- Born: July 28, 1926 Ottawa, Ontario, Canada
- Died: November 19, 2011 (aged 85) London, Ontario, Canada
- Position: Forward
- National team: Canada
- Playing career: 1946–1948

= Pete Leichnitz =

Canadian ice hockey player

Julius Karl "Pete" Leichnitz (July 28, 1926 – November 19, 2011), sometimes referred to as J.K. Leitchnitz, was a Canadian ice hockey player. He was a member of the Ottawa RCAF Flyers who won the gold medal in ice hockey for Canada at the 1948 Winter Olympics in St. Moritz.

The 1948 Winter Olympics were to be held in St. Moritz, Switzerland. They were then officially known as the V Olympic Winter Games as they were the first Olympic games to be celebrated after World War II. In the fall of 1947, the Canadian Amateur Hockey Association invited the RCAF to form Canada's Olympic ice hockey squad.
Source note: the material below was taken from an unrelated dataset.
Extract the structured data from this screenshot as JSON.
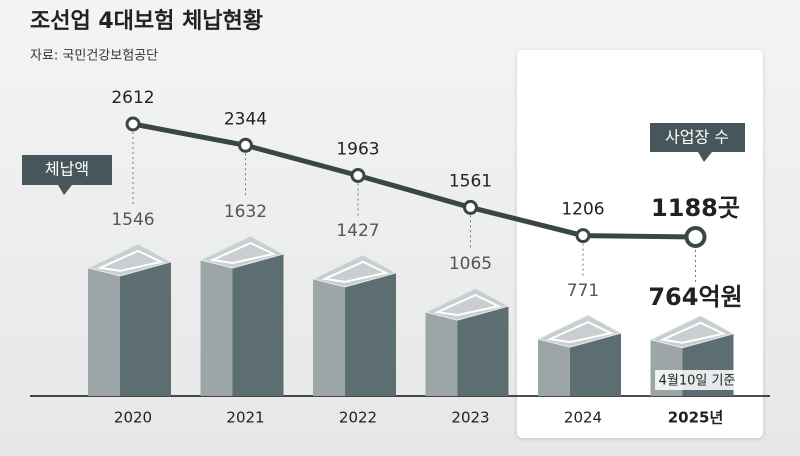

Although Leichnitz traveled to St. Moritz as a member of Canada national hockey team, due to tournament rules that allowed teams to dress only twelve players, Leichnitz was a used as a reserve and did not get into game play during the 1948 Olympics. Nonetheless, Leichnitz was a member of the team that won Canada's first gold medal in Olympic hockey since 1932, and he was given an Olympic Gold Medal.

==Honours==
In 2001 Leichnitz was honoured by the Canadian Forces when it was announced that the 1948 RCAF Flyers were selected as Canada's greatest military athletes of the 20th century.